Cells were analysed by flow cytometry using a FACSCelesta instrument (BD Biosciences) equipped with blue (488-nm), violet (405-nm), and red (640-nm) lasers. Unstained cells and compensation beads (BD Biosciences) were used to set voltages and create single stain negative and positive controls. Compensation was set to account for spectral overlap between the seven fluorescent channels used in the study. Samples were examined by side scatter area (SSC-A) versus forward scatter area (FSC-A), then using forward scatter height (FSC-H) versus FSC-A to select single cells, eliminating debris and clumped cells from the analysis.

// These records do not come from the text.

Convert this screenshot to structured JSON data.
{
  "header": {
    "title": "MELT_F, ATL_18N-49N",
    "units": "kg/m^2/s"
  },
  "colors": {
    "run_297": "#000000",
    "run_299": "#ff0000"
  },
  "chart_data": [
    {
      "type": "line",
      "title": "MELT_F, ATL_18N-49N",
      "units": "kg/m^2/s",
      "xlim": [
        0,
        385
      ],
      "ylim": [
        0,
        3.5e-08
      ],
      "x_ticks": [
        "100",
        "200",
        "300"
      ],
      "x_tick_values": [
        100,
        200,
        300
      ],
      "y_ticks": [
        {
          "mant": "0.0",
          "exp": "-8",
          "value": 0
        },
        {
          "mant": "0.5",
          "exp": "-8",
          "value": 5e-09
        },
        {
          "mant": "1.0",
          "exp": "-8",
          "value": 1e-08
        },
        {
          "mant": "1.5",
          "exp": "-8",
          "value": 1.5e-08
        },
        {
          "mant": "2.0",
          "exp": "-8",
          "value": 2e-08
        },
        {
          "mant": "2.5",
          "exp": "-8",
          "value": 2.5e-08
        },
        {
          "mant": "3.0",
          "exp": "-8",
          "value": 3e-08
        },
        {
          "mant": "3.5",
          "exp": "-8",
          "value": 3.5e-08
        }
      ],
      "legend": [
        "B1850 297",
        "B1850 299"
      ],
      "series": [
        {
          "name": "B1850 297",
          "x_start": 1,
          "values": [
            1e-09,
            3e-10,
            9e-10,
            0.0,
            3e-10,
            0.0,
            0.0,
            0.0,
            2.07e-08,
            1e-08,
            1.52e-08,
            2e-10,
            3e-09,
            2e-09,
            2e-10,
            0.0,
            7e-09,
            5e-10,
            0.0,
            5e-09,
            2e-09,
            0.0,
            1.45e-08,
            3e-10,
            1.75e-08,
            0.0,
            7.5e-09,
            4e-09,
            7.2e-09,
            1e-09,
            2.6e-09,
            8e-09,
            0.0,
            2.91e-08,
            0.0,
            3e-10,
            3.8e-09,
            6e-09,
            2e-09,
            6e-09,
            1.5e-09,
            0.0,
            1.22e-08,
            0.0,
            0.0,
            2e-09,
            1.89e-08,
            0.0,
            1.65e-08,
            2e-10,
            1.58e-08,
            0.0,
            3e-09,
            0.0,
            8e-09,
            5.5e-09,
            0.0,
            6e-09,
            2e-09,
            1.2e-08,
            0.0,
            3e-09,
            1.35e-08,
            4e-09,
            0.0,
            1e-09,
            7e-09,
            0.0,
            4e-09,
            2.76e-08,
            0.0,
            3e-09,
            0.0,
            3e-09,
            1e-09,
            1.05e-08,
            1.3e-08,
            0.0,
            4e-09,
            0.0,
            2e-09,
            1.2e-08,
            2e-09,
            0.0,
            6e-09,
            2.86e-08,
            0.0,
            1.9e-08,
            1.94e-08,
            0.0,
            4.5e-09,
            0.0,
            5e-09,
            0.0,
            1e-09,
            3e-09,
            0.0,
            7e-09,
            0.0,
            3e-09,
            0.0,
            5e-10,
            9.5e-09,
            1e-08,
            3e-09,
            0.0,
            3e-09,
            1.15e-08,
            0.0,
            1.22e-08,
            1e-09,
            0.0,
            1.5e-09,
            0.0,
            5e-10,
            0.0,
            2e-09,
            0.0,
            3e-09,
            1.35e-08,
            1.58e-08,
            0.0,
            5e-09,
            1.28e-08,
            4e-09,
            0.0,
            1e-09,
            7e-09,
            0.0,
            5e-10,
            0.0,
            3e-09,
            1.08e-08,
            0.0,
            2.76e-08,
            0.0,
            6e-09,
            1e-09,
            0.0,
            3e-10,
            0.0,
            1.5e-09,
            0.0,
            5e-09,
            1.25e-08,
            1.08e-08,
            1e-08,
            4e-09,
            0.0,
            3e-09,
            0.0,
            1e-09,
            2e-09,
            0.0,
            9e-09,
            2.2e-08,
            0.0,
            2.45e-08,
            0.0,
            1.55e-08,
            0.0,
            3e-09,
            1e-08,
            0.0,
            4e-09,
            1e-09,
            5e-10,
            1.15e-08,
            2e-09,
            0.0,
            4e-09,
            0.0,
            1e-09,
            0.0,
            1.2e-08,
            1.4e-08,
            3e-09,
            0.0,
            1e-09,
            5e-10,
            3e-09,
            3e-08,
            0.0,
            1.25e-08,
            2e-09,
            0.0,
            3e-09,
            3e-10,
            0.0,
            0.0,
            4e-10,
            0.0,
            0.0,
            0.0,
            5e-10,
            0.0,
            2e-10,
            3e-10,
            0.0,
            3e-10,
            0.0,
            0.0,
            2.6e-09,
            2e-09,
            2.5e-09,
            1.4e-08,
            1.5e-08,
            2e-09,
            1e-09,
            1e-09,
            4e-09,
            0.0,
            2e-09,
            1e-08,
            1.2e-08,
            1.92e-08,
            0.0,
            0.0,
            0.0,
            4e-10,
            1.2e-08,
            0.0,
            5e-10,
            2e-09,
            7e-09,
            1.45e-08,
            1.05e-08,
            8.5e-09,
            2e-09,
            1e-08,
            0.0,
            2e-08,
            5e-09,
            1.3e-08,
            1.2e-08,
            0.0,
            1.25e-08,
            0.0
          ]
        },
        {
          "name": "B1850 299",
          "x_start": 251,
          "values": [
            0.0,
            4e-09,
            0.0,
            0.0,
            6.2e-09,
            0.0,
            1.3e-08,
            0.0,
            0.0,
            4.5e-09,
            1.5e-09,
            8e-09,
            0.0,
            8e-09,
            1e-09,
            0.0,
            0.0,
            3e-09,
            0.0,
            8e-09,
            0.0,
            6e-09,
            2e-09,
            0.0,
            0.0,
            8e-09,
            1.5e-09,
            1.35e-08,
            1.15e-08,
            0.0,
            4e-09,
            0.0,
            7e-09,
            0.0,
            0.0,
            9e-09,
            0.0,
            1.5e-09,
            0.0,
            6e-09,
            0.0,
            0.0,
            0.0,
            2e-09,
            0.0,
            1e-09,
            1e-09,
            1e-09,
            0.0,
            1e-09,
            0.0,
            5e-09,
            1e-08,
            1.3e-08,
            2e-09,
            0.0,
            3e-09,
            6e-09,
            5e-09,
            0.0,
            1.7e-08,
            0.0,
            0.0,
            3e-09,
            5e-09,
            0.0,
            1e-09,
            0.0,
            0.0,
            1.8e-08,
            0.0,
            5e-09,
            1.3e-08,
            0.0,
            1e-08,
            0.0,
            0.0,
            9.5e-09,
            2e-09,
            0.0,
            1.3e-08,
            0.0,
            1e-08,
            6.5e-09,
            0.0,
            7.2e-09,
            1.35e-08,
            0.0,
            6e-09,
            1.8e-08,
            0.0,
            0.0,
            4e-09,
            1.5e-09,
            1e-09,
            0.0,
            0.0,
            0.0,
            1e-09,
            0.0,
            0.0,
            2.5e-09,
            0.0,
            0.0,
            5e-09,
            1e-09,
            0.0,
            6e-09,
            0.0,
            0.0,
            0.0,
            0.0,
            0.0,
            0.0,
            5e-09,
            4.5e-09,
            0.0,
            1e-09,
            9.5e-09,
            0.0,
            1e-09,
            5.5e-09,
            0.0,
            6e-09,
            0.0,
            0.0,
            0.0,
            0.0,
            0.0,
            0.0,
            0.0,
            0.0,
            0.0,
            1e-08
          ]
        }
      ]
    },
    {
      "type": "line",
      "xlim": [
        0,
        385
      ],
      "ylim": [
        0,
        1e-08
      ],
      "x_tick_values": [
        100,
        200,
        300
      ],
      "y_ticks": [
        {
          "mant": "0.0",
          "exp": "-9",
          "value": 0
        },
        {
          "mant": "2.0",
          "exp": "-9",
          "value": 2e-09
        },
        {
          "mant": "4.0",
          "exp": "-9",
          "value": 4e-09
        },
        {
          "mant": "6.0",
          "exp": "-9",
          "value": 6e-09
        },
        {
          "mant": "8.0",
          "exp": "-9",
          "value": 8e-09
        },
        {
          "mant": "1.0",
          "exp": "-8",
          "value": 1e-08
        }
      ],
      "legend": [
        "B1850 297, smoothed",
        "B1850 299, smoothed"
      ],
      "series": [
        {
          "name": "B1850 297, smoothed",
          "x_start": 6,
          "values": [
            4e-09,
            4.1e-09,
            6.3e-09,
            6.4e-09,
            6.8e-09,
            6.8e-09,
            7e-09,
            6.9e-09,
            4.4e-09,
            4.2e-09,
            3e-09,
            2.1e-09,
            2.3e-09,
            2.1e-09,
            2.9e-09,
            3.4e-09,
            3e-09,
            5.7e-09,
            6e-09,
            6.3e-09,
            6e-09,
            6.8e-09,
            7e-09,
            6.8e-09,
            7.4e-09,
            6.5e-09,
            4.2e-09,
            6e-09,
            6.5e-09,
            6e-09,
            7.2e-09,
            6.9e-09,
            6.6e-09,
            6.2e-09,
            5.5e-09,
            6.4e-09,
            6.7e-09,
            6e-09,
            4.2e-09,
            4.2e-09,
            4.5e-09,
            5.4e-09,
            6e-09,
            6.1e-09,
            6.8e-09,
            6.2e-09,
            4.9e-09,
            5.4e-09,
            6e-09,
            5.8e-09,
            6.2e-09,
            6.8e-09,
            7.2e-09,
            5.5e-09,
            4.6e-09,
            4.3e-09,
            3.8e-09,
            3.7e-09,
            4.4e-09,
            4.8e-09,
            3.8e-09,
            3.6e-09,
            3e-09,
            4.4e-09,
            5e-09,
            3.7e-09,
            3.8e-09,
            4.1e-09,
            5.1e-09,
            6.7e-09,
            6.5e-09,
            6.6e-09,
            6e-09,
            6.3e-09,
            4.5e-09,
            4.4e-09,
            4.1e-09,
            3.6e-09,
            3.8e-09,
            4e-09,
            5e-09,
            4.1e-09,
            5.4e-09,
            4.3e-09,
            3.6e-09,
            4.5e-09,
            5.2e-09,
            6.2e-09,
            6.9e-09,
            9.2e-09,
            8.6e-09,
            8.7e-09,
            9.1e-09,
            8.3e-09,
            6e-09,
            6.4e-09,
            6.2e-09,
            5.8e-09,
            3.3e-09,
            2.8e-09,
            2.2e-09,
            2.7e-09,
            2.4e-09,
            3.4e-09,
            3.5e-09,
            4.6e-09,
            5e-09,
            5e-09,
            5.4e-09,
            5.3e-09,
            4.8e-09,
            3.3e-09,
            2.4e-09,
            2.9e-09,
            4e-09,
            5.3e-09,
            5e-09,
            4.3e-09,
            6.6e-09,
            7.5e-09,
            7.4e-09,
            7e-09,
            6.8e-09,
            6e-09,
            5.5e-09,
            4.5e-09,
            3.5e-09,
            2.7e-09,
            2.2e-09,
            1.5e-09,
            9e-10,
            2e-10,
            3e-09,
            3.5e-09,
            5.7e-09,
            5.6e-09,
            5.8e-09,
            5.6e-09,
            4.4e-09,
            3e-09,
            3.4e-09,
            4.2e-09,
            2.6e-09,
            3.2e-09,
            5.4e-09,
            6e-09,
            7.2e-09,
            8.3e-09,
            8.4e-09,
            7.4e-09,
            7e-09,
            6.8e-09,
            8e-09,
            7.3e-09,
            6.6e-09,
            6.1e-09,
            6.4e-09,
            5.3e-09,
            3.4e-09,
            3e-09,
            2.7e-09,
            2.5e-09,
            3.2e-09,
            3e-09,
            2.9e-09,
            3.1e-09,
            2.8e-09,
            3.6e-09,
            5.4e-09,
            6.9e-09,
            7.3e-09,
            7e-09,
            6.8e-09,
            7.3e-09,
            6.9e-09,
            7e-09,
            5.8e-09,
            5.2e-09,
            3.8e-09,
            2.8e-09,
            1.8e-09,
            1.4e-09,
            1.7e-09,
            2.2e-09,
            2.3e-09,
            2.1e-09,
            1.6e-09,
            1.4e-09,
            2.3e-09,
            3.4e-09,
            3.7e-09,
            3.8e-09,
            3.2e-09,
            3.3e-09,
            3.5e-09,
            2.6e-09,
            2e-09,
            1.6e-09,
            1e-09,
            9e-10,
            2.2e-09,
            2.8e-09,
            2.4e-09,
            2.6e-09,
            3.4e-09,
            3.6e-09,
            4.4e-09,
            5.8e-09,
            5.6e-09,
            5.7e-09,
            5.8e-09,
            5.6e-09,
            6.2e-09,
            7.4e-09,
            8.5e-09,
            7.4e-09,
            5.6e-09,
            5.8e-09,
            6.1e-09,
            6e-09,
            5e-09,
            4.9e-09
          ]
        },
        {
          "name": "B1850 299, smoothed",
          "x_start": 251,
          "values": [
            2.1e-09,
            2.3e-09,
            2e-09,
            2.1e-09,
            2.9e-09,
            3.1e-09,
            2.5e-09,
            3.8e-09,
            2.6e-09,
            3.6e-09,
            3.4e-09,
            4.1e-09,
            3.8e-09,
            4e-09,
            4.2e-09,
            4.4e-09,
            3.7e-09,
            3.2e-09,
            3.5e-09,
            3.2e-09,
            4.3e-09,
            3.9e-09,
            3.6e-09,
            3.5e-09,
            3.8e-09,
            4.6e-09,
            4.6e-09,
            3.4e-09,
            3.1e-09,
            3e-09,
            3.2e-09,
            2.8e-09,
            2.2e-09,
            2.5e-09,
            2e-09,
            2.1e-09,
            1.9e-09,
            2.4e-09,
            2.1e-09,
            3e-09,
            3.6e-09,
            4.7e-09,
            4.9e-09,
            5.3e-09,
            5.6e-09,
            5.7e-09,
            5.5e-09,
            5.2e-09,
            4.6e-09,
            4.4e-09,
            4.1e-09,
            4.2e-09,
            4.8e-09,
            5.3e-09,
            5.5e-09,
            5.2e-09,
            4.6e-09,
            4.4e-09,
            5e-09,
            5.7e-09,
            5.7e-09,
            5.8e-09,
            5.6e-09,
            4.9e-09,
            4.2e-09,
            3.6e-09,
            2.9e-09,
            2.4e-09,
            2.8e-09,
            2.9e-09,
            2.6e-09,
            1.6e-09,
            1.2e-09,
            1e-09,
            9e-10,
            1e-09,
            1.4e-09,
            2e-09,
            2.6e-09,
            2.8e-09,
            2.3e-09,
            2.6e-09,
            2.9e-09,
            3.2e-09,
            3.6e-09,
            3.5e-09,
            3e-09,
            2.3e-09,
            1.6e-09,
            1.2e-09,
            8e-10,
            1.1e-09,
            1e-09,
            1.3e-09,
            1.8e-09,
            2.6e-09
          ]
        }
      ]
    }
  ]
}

The basal, secretory and ciliated epithelial cells were identified using markers CD49f, β-Tubulin, TSPAN described previously [19]. The epithelial cell subpopulations were defined as follows:

Epithelial cells with basal phenotype: CD49f + β-Tubulin- TSPAN-.

Epithelial cells with secretory phenotype: TSPAN + CD49f- β-Tubulin-.

Epithelial cells with ciliated phenotype: β-Tubulin + TSPAN-CD49f-.

Reactive oxygen species (ROS) analysis

The ROS identification was performed using the total ROS assay kit (Invitrogen, Thermo Fisher) according to manufacturer’s instruction. The cells were analyzed on FACSCelesta instrument (BD Biosciences) at 520 nm (FITC channel).

Statistical analysis

Statistical analyses were performed using Statistica 13.3 software (StatSoft Inc.) and GraphPad Prism software (version 9.3.1) (GraphPad Software). Data are presented as median and interquartile range (IQR) or number and percentage. Differences between continuous variables in 3 groups were tested using Kruskal-Wallis test and between 2 groups using nonparametric Mann–Whitney U test. Fisher’s exact test was used to test the differences between nominal variables. A p-value of less than 0.05 was taken as the threshold of statistical significance.